The thing is the dude has been dead for 400 years.
So ultimately when it comes to interpreting Shakespeare “correctly” it’s really a “who knows”. It should be completely open to interpretation.
In school, we are taught how to think about Shakespeare with little room for our own interpretation. This turns people off.
So we sit in a circle and I say, look, this dude has been dead for 400 years and people are still performing his plays, so there are lots of ideas when it comes to interpretation. Given this, what do we all think?
This makes it so much more interesting. It takes away the intimidation factor and brings in creative thinking.
I’ve learned so much from people who are approaching it from their lived experience and not from what someone told them in terms of how to think about it.
When we make Shakespeare fun and make it ours it brings the barriers down and blows things wide open for people.
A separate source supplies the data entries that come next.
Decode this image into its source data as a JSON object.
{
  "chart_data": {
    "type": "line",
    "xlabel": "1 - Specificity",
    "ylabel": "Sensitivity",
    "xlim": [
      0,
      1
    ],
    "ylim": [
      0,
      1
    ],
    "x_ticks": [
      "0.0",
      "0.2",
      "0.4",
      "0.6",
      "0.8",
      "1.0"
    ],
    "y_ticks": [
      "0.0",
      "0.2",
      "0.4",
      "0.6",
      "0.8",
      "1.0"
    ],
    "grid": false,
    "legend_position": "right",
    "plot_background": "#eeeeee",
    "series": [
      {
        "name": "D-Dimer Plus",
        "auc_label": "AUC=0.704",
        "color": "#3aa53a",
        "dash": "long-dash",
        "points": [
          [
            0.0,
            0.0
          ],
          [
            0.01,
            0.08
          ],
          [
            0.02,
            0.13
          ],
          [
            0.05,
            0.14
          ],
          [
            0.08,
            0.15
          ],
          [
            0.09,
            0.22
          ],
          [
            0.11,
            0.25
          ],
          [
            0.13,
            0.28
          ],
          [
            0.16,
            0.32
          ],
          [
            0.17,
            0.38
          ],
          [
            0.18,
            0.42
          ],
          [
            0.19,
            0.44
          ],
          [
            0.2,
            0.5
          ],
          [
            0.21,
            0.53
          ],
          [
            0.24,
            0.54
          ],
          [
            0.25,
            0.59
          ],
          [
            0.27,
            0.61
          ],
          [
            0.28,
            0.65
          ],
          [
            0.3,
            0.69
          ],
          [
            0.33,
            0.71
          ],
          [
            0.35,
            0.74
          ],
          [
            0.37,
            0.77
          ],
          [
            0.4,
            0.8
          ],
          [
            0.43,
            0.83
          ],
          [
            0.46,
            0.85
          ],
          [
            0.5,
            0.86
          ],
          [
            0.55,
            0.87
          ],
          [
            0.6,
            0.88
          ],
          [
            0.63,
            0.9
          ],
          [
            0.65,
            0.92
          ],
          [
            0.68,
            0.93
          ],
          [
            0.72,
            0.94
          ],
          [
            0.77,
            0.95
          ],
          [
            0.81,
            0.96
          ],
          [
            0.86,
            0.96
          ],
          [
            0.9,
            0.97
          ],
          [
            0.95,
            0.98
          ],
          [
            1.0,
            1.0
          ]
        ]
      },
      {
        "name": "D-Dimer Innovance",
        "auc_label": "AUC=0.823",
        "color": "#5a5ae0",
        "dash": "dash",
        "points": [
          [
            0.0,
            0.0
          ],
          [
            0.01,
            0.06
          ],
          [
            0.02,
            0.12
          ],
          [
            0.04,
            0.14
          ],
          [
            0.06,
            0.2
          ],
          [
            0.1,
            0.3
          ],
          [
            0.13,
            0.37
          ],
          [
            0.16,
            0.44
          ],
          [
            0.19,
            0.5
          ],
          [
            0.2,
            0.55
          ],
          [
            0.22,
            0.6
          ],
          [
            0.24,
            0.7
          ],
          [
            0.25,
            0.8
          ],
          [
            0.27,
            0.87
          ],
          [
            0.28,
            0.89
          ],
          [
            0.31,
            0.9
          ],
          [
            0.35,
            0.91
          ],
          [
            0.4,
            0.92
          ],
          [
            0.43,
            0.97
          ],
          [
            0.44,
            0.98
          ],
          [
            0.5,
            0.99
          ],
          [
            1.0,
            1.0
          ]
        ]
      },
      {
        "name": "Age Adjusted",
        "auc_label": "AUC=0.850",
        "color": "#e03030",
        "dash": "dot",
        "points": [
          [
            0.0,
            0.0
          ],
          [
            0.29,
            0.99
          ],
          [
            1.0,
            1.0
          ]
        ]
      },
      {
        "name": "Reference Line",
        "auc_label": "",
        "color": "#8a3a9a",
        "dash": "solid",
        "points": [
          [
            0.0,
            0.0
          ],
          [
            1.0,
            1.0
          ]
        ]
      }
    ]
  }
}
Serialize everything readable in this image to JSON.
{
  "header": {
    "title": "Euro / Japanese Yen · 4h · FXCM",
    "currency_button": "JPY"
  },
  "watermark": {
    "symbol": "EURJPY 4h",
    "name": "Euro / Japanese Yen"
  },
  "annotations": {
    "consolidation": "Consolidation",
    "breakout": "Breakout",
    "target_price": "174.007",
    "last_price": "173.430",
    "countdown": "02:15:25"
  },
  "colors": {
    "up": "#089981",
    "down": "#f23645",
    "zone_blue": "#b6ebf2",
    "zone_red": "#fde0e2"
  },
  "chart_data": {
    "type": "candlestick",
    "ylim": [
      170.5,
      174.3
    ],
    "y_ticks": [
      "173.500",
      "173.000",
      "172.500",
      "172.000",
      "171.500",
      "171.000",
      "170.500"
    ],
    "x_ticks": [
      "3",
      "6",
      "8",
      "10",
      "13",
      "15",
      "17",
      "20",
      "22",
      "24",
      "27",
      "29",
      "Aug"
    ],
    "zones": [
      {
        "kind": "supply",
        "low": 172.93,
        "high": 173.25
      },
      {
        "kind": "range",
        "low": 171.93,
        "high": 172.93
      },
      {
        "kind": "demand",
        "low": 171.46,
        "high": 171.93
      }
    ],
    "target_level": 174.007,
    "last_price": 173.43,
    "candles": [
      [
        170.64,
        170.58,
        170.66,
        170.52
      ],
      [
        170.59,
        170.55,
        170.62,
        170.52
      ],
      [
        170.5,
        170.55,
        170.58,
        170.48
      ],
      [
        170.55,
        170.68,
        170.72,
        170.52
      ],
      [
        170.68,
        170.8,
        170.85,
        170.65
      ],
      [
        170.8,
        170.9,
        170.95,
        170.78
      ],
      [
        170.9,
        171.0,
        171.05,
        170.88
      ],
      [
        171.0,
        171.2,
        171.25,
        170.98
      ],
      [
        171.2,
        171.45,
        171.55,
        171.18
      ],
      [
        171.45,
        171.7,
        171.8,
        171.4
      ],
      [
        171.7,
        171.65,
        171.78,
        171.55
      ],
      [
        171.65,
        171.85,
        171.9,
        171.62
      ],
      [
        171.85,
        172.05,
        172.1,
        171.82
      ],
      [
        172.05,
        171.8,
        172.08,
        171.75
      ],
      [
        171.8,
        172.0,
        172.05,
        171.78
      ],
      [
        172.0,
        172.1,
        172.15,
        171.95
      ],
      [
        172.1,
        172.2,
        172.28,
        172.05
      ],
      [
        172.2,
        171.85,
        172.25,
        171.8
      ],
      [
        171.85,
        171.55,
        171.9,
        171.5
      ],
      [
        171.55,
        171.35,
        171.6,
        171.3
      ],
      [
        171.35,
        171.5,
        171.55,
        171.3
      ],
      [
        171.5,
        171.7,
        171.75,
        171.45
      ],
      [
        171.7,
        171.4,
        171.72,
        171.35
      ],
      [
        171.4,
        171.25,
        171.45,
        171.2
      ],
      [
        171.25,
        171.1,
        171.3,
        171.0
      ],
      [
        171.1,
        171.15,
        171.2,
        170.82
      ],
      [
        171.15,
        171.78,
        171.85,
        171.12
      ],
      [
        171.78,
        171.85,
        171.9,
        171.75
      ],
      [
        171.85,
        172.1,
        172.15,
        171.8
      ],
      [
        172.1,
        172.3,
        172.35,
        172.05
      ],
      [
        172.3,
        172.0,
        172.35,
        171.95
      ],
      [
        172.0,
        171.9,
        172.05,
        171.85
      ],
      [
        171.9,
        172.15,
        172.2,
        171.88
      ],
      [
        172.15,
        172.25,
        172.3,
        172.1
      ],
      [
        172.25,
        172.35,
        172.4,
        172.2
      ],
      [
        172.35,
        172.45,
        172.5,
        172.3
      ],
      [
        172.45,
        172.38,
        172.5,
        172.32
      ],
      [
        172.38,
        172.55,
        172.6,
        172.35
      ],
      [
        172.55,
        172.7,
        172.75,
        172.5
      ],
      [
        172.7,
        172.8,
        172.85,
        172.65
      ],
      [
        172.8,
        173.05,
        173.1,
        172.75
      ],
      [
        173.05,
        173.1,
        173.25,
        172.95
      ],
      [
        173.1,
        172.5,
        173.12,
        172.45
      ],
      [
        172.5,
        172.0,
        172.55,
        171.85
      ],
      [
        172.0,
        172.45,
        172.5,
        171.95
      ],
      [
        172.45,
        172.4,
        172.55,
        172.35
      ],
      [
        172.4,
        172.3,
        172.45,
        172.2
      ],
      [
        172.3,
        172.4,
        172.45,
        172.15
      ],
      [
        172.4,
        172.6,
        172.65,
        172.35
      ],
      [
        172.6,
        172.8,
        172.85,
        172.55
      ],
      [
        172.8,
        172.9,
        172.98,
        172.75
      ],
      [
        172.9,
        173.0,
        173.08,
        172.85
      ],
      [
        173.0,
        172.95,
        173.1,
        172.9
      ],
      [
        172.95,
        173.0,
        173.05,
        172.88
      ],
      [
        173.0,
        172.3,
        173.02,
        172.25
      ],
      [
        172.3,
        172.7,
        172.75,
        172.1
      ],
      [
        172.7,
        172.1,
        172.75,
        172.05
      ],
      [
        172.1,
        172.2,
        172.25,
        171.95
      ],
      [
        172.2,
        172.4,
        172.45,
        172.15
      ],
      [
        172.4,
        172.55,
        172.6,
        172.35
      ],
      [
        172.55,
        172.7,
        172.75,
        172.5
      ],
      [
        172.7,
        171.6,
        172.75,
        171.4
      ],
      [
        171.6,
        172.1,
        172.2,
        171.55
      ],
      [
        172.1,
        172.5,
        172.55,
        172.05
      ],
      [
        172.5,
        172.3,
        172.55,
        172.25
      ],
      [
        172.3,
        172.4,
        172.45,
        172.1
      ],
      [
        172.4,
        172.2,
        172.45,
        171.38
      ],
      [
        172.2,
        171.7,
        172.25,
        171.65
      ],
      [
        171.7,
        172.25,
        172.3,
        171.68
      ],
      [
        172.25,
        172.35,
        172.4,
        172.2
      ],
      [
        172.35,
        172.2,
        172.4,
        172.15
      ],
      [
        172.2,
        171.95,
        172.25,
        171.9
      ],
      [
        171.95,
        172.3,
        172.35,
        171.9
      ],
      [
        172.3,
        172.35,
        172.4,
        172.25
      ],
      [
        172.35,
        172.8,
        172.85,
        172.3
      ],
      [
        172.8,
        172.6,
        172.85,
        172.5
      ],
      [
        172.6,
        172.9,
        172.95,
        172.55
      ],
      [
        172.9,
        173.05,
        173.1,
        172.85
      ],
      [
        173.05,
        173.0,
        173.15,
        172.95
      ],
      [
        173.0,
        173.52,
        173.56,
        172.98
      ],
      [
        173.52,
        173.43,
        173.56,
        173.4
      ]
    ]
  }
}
Are there any specific examples you can share of the growth of an ensemble member you’ve experienced?
There are so many. But one person comes to mind. This is a person who was in the group for a long time. She had had a tough life. When she joined the group she had some communication issues and some conflicts.
As a group, we set out to help. We worked toward settling conflict through collaboration. Over time, she became amazingly skilled at conflict resolution. She started writing. She became a playwright and directed two plays. She wrote a memoir and poetry. She made a great friend in the ensemble and they went on to start a production company.
In your opinion, what’s the most important aspect of SIP?
It is the affirmation of humanity. It all comes back to that. It’s a community that exists to affirm the members’ humanity.
As I said before, these people are defined by things they are ashamed of. They feel less than. In our group, you are more than the mistakes you’ve made. There is hope that comes from knowing you are human. From knowing that you are not evil and you have a purpose.
What do you get out of it?
My answer changes every time I get the question. But I’ll say it’s being part of a community of people learning new things about themselves. It’s being part of a community that supports the affirmation that we are all human. I continually evolve as a person because of this as well.
What does the future look like for SIP?
We will be going back into the prison soon. We need to figure out what it looks like post-COVID. We built the foundation together, but it’s been a while and we’ve experienced a pandemic.
We are also working with the alums on a new evaluation tool based on ways the ensemble members can evaluate their own work.
Long term, the program will continue to be responsive to the needs and wants of the ensembles. The vision is to remain committed to the philosophy of collaboration and openness.
And ultimately, we will continue to affirm the humanity of people in prison, challenge assumptions society has about them, and drive the concept of seeing people in their totality, not for mistakes they’ve made.